By May 1862 the Pentagon barracks and arsenal had changed hands again without resistance. Commander James S. Palmer of the Federal gunboat Iroquois raised the U.S. flag over the city. Six Federal infantry regiments, two artillery batteries, and a cavalry troop occupied Baton Rouge. An attempt by Confederates to retake Baton Rouge in August 1862 led to devastation in the city. Gunfire from both sides caused inhabitants (such as young Sarah Morgan's family) to flee. While Union soldiers raided the city houses, fleeing citizens raided their neighbors in the countryside. The Federals withdrew, only to return in December. They would stay in Baton Rouge until the end of Reconstruction in April 1877. As they did elsewhere in the South, the Civil War and Reconstruction left Baton Rouge with a legacy of social, economic, and moral impoverishment.

Union troops stationed in the city wrote letters to loved ones outside Louisiana, attempting to explain the rather "foreign land" they found themselves in. Writing in April, one anonymous Yankee commented that it was "one of these pretty cool July dayes when you see hens going round with thare toungs out[,] that is I mean in Maine[,] but there is a cool breeze."

William H. Tunnard enrolled at New Orleans on May 17, 1861 where he joined the 2nd Louisiana Infantry, Company K. He rose to the rank of sergeant. On July 4, 1863, he was captured at Vicksburg and paroled there four days later. He reappears on the rolls of Allen's Brigade Headquarters at Shreveport on March 29, 1864. We assume that he was once again captured because in April 1864 his name appears on a roll of prisoners for exchange at Natchitoches, and he is listed as paroled on June 7, 1865. Tunnard thereafter resided in Baton Rouge. These artifacts may have been made for him by a girlfriend, sister, or mother to carry with him in battle.

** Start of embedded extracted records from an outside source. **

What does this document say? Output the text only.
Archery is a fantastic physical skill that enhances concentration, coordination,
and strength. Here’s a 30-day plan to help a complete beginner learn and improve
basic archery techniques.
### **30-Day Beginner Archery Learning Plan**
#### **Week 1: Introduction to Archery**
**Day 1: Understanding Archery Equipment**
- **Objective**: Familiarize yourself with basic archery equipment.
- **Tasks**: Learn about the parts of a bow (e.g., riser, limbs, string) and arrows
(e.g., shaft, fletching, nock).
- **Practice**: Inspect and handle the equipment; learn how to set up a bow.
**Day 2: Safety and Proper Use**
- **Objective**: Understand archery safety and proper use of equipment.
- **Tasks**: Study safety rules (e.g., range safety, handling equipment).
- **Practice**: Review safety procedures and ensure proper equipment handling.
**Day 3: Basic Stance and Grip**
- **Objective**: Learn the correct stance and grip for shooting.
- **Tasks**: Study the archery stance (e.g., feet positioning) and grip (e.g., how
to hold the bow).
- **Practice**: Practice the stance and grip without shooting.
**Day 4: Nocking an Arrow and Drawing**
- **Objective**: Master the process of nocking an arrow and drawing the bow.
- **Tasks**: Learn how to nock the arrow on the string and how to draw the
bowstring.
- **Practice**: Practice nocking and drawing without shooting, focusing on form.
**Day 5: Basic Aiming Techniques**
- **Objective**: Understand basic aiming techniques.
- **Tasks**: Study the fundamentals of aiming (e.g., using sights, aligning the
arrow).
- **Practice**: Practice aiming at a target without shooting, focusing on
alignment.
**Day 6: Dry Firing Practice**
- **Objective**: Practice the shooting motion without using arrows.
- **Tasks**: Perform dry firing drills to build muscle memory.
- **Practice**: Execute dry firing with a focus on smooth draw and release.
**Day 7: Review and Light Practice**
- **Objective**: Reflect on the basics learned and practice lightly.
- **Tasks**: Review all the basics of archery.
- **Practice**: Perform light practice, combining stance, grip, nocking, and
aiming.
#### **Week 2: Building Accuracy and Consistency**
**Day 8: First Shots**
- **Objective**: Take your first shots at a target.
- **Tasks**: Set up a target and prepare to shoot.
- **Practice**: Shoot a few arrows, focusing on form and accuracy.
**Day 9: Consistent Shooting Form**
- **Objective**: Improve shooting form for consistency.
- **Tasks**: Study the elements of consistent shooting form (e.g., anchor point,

Andrew Lytle photographed both sides of the conflict. Some assert that he served as an agent for the Confederate Secret Service. Certainly he recorded practically every aspect of the war civilian hardships, troops and officers, military camps and installations, and gunboats on the Mississippi. The photographs by Lytle show Federal encampments. The officer in the rocking chair may be General Christopher C. Auger; the officer next to him may be Colonel Nathan Dudley. The second photograph, taken in 1862, is of the camp of the 7th Vermont and the 21st Indiana. The building to the right is the Presbyterian Church. Lytle took this picture from the top of the Heroman Building, located at the corner of Florida and Church Streets. The riding crop shown here belonged to Lytle.